SATU siang di lift gedung jangkung di Jakarta. Sebuah percakapan antara 3 orang laki-laki berumur 35 tahunan menarik perhatian saya. Sambil mempermainkan pulpen di tangan, saya merekam sangat jelas apa yang mereka percakapkan.
"Seharusnya kita tidak meladeni dia tadi," kata salah satu dari mereka.
"Ya, memang susah berbicara dengan orang yang tidak paham."
"Yups. Intinya adalah, agama itu harus kita letakkan di atas adat dan budaya. Kalau tidak sesuai dengan agama, tinggalkan. Itu saja," kata laki-laki yang berkemeja putih.
Lift tidak begitu sesak siang itu. Bule di sebelah saya tampak asyik memencet-mencet telepon genggamnya. Sedang ibu paruh baya yang berdiri di pojok lift tampak diam saja mendengarkan obrolan ketiga pria itu. Ada (sebenarnya) rasa ingin melontarkan sedikit pendapat, sebuah reaksi spontan sebagai bentuk sedikit ketidaksetujuan saya. Â
Tapi saya kemudian sadar, bahwa laki-laki berbaju putih itu bukan teman saya. Saya tidak mengenalnya. Mungkin saja ia akan sebal mendengarkan pendapat saya. Ia pasti merasa sudah cukup benar, atau sangat benar. Begitulah kebanyakan orang!!

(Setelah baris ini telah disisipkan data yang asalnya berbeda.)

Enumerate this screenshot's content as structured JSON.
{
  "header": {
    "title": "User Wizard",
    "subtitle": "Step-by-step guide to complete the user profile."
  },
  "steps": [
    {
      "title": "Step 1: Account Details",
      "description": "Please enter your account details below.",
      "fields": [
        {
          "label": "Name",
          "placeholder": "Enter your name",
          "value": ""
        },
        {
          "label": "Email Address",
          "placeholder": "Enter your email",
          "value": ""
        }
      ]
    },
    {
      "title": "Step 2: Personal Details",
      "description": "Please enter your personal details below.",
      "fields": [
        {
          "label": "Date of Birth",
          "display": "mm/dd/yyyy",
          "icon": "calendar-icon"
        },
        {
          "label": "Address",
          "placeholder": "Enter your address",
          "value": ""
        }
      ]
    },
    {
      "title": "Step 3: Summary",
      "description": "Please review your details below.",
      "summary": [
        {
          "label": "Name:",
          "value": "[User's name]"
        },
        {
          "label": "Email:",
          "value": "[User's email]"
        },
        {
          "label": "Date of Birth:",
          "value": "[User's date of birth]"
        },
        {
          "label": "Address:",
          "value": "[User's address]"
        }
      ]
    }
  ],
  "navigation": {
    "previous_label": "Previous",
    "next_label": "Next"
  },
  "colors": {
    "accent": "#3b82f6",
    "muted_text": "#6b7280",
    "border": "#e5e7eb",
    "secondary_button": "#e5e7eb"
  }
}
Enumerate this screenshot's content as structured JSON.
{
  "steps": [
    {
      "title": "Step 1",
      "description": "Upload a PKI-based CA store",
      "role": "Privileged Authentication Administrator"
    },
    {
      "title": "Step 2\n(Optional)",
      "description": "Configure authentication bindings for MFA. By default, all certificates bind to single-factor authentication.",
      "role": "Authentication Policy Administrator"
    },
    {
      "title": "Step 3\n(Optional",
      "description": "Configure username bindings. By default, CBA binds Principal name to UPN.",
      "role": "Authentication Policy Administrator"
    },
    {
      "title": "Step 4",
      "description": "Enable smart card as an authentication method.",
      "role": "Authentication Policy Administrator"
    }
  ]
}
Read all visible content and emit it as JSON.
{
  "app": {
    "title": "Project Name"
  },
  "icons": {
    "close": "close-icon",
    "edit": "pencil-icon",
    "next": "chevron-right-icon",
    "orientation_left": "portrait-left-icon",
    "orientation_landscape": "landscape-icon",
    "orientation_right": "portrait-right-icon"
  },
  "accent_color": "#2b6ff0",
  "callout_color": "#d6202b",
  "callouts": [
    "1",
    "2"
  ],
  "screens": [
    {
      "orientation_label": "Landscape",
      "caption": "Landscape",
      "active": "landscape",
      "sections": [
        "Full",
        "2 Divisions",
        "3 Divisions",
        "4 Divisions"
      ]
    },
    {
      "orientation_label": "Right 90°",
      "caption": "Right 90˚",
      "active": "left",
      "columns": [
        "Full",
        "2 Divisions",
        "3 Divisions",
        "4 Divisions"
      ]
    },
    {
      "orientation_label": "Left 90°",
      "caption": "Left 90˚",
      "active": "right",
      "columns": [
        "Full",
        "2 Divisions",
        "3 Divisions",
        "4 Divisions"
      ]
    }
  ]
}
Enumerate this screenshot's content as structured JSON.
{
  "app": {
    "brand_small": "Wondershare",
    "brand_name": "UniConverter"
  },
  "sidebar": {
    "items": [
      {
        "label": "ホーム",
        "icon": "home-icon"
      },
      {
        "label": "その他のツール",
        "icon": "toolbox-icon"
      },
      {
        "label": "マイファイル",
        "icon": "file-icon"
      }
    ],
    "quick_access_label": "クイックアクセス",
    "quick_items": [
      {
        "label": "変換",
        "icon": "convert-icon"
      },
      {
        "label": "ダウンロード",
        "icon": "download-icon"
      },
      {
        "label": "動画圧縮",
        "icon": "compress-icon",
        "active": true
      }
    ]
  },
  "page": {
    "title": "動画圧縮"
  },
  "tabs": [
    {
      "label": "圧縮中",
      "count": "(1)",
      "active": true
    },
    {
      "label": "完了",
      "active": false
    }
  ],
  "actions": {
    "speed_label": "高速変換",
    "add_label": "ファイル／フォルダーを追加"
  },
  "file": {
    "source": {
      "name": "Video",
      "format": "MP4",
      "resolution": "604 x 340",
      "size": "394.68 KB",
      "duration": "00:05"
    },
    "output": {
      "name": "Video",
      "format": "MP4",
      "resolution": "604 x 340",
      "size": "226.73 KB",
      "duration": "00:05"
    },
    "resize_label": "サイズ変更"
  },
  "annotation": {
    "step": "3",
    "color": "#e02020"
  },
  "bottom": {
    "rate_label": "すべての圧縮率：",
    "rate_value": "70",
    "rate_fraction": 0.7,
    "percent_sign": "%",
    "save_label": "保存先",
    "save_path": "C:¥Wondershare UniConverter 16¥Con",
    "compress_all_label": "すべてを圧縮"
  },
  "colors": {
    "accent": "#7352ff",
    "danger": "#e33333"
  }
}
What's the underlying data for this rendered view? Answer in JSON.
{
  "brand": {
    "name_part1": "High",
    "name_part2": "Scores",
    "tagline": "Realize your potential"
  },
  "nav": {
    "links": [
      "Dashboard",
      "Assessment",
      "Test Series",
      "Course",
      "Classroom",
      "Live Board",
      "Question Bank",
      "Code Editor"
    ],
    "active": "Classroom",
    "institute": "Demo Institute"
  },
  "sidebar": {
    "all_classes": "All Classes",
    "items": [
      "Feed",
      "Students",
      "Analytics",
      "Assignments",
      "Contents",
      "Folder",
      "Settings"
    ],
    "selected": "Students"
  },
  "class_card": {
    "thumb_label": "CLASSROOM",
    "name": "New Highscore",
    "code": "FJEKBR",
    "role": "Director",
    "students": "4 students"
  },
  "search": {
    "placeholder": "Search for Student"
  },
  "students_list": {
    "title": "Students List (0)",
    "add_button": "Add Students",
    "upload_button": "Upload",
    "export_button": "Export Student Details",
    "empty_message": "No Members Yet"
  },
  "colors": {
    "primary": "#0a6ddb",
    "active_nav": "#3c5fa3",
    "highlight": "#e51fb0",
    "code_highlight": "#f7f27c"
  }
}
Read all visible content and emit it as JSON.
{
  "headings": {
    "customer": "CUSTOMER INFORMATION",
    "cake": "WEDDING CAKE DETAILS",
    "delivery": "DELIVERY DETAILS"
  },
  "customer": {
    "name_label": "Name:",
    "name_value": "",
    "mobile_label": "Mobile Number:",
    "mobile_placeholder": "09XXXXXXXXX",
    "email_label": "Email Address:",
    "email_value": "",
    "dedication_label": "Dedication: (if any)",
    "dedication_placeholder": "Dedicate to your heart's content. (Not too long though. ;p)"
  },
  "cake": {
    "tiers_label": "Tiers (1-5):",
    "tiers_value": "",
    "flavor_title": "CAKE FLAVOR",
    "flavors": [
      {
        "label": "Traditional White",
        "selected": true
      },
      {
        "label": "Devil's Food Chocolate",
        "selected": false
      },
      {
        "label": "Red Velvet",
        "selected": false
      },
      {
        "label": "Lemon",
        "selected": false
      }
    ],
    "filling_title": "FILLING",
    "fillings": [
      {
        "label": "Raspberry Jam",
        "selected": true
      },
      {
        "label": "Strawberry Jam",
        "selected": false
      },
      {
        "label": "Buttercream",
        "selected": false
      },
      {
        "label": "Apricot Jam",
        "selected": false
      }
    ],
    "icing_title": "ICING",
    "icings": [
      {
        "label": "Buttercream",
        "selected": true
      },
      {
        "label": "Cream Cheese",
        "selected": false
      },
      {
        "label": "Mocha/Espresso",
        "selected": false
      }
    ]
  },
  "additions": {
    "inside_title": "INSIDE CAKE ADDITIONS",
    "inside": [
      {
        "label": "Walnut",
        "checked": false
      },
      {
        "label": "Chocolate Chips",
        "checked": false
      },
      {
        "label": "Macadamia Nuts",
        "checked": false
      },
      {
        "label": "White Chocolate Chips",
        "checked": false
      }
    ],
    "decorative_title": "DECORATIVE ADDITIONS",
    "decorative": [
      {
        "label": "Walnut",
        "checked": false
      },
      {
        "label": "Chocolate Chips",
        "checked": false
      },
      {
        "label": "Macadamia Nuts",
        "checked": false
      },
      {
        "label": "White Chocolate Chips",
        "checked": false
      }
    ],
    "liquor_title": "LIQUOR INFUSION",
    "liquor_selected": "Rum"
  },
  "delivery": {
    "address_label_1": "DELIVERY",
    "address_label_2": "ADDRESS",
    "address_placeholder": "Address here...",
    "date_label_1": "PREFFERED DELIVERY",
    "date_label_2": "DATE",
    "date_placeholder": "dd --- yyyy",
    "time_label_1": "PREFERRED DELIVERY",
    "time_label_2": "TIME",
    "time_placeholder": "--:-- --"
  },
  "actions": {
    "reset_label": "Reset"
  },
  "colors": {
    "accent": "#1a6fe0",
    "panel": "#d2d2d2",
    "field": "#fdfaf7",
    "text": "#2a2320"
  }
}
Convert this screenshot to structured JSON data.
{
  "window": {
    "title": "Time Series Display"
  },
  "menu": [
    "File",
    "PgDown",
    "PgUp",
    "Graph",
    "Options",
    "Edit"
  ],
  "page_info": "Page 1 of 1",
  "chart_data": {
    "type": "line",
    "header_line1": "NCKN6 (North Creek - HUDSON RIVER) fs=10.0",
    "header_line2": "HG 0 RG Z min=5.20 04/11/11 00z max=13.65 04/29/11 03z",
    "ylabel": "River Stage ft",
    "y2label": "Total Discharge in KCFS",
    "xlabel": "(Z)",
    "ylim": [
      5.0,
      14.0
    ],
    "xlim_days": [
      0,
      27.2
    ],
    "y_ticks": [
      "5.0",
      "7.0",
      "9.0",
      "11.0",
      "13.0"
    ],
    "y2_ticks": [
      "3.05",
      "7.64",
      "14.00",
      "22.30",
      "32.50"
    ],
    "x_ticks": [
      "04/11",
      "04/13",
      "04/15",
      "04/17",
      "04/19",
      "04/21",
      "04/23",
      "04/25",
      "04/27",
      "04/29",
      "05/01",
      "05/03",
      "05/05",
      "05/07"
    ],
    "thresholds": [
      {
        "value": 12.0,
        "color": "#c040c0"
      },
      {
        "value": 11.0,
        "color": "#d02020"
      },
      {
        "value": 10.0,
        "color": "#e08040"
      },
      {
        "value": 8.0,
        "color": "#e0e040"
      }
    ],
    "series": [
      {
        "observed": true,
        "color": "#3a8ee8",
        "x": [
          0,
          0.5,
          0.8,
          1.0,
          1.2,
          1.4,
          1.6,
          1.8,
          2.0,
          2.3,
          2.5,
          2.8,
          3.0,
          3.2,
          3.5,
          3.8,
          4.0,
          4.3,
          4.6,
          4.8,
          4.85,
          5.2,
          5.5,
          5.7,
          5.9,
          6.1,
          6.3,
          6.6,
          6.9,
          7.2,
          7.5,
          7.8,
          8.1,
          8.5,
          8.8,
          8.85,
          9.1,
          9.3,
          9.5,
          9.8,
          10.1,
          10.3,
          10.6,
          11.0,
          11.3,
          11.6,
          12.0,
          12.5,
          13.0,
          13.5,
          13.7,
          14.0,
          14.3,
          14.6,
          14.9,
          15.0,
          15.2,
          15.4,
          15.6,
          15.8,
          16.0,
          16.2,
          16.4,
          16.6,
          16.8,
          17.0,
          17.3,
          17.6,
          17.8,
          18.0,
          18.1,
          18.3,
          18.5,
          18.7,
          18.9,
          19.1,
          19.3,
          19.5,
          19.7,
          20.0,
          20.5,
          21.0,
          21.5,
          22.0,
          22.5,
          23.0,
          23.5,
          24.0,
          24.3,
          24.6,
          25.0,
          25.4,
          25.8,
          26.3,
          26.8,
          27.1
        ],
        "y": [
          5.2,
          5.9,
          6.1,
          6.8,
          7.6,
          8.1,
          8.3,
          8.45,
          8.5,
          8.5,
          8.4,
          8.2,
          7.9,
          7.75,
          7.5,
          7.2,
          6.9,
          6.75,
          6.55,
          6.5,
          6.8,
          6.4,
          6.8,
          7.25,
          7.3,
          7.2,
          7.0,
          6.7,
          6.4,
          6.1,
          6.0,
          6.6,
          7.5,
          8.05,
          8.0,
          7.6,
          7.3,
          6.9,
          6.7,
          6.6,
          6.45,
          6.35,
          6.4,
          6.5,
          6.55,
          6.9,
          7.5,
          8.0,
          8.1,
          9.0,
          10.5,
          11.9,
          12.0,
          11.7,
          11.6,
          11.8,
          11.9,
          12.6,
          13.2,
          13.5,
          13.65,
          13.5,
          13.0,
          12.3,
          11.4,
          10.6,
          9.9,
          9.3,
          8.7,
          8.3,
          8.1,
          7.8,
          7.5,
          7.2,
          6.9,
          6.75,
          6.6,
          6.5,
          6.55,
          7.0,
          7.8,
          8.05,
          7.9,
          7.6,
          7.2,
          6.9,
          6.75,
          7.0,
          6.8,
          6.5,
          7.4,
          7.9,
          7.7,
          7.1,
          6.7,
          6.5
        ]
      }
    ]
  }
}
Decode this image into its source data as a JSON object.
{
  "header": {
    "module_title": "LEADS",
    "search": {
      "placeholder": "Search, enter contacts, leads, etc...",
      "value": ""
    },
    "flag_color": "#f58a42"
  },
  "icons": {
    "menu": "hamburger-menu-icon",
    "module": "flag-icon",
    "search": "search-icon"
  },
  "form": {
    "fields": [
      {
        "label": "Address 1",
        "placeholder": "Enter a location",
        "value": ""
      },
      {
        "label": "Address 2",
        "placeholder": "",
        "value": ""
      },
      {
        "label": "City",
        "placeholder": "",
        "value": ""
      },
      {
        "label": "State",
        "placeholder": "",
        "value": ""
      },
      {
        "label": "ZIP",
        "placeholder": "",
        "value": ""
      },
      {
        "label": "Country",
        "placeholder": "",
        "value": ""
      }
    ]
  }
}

Ting! Pintu lift membuka. Saya segera menghambur keluar.
Obrolan antara 3 orang laki-laki, selama hampir 30 detik, di lift gedung jangkung, itu menarik perhatian saya. Bahkan, membuat saya terkejut. Terutama pada kalimat yang diucapkan laki-laki berkemeja putih; "agama itu harus kita letakkan di atas budaya."
Selama dalam perjalanan menuju kantor saya, saya terus memikirkan kalimat itu. Tak sekedar cerita dari sebuah percakapan di lift gedung tadi, beberapa minggu yang lalu saya juga terkejut mendengar kalimat yang sama -dari teman saya. "Semua tradisi yang tidak sesuai dengan agama harus kita ubah," katanya.
Perbedaan pandangan dan perdebatan yang membahas apakah budaya "yang tidak sesuai" dapat diterima agama nyaris tak pernah reda. Bahkan, garis tegas yang memisahkan kelompok yang ini dan itu kian jelas terlihat. Dan, beberapa waktu lalu, kita juga mendapati fakta bahwa perdebatan budaya dan agama tidak saja dipercakapkan dalam ruang diskusi dan riuh ditafsirkan, tetapi dampak sosialnya telah benar-benar terjadi saat sekelompok masyarakat bersikap main hakim sendiri terhadap acara adat Sedekah Laut di Bantul dan Festival Gandrung Sewu di Banyuwangi, Jawa Timur.
Dalam artikel berjudul "Hitam Putih Budaya Versus Agama", yang dimuat di harian Kompas, 11 November 2018, Alissa Wahid menuliskan bahwa di Indonesia saat ini telah dan sedang terjadi pertarungan antara 2 (dua) kelompok yang meyakini Islam substantif-inklusif dan kelompok pengusung Islam legal-eksklusif. Lebih lanjut, Alissa Wahid menuliskan, Gus Dur menggunakan terminologi yang lebih sederhana: pertentangan antara kelompok yang memaknai islam sebagai inspirasi dan Islam sebagai aspirasi.